Milan urged anyone within the administration to speak out if the reports were inaccurate in order to quell fears and concerns among those who rely on the HIV/AIDS funding.
RYAN WHITE HIV/AIDS PROGRAM
The Ryan White HIV/AIDS Program, a federal program run by the Department of Health and Human Services, provides a comprehensive system of care that includes primary medical care and essential support services for people living with HIV who are uninsured or underinsured, according to its website.
The Program works with cities, states, and local community-based organizations to provide HIV care and treatment services to more than 500,000 people each year and reaches approximately 52 percent of all people diagnosed with HIV in the United States, according to the site.
DETAINING MORE MINORS?
According to the July 10 report in Slate, the publication obtained internal documents that show officials with the Office Of Refugee Resettlement — an agency within the Administration for Children and Families, which is a division of the Department of Health and Human Services — discussed a potential surge in detaining immigrant minors that indicate the department would need funding for an additional 25,400 beds for the children by the end of the calendar year.
The Office of Refugee Resettlement would face a $1.9 billion deficit between Oct. 1, 2017, and Dec. 31, 2018, according to the article. The documents stress that these budget estimates represent maximum possible expenditures and that actual expenses may be lower.
Slate said that the Department of Health and Human Services did not respond to multiple requests for comment about these figures or anything else relating to the documents.
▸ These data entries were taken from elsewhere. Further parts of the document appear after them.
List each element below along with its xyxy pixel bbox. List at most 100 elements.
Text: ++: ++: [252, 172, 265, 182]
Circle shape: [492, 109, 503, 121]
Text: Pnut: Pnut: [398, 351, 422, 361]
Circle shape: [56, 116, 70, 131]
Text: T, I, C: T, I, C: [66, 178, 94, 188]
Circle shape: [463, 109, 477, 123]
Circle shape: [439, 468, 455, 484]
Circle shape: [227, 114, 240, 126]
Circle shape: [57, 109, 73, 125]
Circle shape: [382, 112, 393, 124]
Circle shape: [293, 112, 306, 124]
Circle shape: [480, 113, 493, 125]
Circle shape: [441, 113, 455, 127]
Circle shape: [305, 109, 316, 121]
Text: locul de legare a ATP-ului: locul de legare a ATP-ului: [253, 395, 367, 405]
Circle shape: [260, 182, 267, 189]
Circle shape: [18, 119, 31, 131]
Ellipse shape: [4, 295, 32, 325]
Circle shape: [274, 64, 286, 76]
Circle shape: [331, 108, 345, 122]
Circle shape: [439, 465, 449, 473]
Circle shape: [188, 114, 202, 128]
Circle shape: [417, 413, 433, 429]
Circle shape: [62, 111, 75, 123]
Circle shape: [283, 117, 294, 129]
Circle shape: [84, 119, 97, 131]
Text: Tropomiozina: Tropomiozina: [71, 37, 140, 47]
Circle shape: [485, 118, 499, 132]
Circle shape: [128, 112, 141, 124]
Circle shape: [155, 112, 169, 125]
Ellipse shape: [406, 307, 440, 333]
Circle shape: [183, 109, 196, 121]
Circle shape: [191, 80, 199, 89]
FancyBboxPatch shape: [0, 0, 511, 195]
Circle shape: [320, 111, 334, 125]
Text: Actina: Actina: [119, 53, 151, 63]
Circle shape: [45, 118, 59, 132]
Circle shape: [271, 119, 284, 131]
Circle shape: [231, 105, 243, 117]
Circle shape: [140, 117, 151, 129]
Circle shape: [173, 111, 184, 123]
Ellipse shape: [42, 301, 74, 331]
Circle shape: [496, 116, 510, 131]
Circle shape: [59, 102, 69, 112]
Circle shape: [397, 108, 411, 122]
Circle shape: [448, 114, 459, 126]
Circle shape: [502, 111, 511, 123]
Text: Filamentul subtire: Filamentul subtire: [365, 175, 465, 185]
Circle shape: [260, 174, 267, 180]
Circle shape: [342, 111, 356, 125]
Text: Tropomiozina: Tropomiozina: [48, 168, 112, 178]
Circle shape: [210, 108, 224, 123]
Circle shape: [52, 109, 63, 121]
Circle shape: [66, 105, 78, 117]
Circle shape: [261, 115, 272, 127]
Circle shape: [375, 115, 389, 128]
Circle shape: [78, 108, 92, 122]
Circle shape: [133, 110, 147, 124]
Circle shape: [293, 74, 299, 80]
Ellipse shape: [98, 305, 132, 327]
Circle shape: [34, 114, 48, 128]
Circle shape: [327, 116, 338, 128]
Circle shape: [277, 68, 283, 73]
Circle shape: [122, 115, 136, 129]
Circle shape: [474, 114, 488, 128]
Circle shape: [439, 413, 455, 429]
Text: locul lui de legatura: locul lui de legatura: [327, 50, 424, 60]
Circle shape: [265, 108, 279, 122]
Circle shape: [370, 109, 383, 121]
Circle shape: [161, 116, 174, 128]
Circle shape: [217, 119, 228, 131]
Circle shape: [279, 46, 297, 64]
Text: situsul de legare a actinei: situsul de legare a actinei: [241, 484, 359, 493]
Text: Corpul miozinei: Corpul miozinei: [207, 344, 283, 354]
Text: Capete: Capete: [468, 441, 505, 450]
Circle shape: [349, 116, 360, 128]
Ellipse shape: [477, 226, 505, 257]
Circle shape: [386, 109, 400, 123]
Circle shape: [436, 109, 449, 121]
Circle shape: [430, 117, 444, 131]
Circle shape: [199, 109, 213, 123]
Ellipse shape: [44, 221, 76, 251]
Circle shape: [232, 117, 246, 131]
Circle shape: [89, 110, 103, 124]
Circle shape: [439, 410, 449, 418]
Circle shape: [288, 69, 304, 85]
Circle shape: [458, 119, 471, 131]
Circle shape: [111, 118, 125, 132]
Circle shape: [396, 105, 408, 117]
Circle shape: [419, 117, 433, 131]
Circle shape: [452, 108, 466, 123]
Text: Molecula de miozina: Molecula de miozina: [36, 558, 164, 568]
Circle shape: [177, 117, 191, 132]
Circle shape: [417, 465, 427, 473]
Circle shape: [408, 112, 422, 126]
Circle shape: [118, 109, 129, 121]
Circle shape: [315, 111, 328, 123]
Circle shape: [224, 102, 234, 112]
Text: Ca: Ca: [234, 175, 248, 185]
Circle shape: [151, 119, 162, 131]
Total funding for the Ryan White HIV/AIDS Program is $2.3 billion for the 2017 fiscal year, which ends September 30.
The article did not say what amount of money HHS plans to divert, but reallocation process has already begun.
“As a payer of last resort, the Ryan White Program covers services for people that have no other means to pay for them,” Milan said. “Any shortages in funding to the program would result in essential services not provided to potentially thousands of Americans. This could mean people not receiving life-saving medications or losing insurance coverage because funding was not available to cover their premiums.
“For an administration that just recently proclaimed its commitment to ending the HIV epidemic in this country,” Milan said, “stripping funding from the largest HIV-specific federal program defies all logic.”